Ein zweiter Brennpunkt ist die Analyse der abgelaufenen Saison. "Darüber gibt es unterschiedliche Bewertungen, aber das werden wir intern klären", kommentierte Hoffmann. Auch hier ist der Dissens klar: Während Hoffmann auch öffentlich die ihm fehlende Leidenschaft anprangerte, weshalb die letzten Prozente für die möglichen Titelgewinne fehlten, beurteilte Beiersdorfer die Ergebnisse - mit der Qualifikation für die Europa League - als zufriedenstellend.

Vor einigen Tagen wurde Beiersdorfer deshalb beim Aufsichtsratschef vorstellig. "Dietmar hat mir in einem langen Gespräch über die unterschiedlichen Auffassungen und Differenzen mit Bernd Hoffmann berichtet", sagt Becker, der mit Beiersdorfer vereinbarte, Anfang der kommenden Woche einen Termin mit dem Personalausschuss der Kontrolleure festzulegen. Dieser besteht neben Becker aus Ernst Otto Rieckhoff, Bernd Enge und Alexander Otto. Dann sollen beide Protagonisten ausreichend Gelegenheit haben, ihren Standpunkt darzustellen.

Das Vertrauensverhältnis zwischen den HSV-Bossen scheint allerdings so gestört, dass an eine weitere Zusammenarbeit kaum zu denken ist. Becker ist anderer Ansicht: "Ich bin überzeugt, dass man das reparieren kann."

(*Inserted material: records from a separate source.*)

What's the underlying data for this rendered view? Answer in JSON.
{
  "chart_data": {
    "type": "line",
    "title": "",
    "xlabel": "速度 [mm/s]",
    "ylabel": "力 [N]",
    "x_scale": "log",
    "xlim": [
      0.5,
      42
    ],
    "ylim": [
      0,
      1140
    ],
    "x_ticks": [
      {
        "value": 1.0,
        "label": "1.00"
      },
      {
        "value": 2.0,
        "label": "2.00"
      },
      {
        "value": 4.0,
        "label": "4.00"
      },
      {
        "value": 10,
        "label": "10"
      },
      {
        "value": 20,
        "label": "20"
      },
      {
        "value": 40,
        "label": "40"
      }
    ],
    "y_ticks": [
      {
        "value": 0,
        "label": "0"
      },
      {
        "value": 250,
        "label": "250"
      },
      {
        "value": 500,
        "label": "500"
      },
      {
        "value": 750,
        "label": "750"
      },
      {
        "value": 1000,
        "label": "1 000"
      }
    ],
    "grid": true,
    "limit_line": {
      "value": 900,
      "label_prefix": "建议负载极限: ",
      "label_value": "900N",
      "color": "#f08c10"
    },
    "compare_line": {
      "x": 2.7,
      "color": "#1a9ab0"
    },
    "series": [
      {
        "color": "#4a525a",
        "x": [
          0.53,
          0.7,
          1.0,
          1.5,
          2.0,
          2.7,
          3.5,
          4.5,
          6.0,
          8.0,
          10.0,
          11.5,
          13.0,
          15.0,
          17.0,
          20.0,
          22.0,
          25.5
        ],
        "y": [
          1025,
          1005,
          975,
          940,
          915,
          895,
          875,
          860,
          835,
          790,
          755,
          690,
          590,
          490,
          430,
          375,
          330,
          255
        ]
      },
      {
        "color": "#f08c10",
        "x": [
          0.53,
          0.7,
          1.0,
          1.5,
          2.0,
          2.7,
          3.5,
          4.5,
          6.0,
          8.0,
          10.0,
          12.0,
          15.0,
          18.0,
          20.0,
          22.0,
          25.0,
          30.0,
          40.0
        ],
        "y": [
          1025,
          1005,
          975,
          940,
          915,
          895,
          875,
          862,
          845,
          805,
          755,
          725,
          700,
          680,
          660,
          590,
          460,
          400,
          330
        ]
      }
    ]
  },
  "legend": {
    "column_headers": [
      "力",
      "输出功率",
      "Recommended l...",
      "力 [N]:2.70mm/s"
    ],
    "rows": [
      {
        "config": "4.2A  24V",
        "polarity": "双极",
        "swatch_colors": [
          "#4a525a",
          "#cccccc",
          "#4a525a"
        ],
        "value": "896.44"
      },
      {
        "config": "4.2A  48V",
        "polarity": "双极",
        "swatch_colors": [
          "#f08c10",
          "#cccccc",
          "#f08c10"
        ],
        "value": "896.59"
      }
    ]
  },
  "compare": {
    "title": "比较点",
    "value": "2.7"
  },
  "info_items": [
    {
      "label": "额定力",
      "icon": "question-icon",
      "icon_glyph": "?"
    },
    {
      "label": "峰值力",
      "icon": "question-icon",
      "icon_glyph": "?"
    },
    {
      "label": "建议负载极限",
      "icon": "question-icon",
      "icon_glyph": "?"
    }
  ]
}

Doch die jüngsten Scharmützel kratzen nur an der Oberfläche, das Zerwürfnis zwischen Hoffmann und Beiersdorfer kündigte sich schon lange an. Als es um die Entlassung von Trainers Thomas Doll ging, konnte der Bruch nur mit Mühe verhindert werden, weil Hoffmann für eine schnellere Trennung von Doll plädierte, während Beiersdorfer sein Schicksal sogar mit dem früheren HSV-Coach verband.

Tiefe Risse in der Beziehung entstanden auch bei der Suche nach einem Nachfolger für Huub Stevens. Während sich Hoffmann intern für Jürgen Klopp (damals Mainz 05) aussprach, wollte Beiersdorfer unbedingt Fred Rutten (später Schalke 04) verpflichten. Bis man sich im Vorstand einigen konnte, vergingen schließlich stolze 177 Tage.

Dass der Kompromisskandidat Martin Jol nach nur einer Saison das Weite suchte, hatte angeblich auch mit den Strukturen in der Chefetage zu tun. Offenbar hatte der Niederländer ein gutes Gespür dafür, dass eine Eskalation kurz bevorstand.

Im August 2002 trat Beiersdorfer sein Amt beim HSV an, Hoffmann folgte im Februar 2003. Schon früh stellte sich heraus, dass zwei völlig verschiedene Charaktere ein Team bilden: Auf der einen Seite der impulsive, entscheidungsfreudige Machtmensch Hoffmann, auf der anderen Seite der grübelnde, eher introvertierte Analytiker Beiersdorfer. Zusammen haben sie den Verein auf Rang 21 der Klubrangliste der Uefa gebracht. Doch dass sie bis zum Ende ihrer Verträge 2011 weiter an einem Tisch sitzen, scheint sehr unwahrscheinlich. Wann auch immer: Einer wird wohl gehen müssen.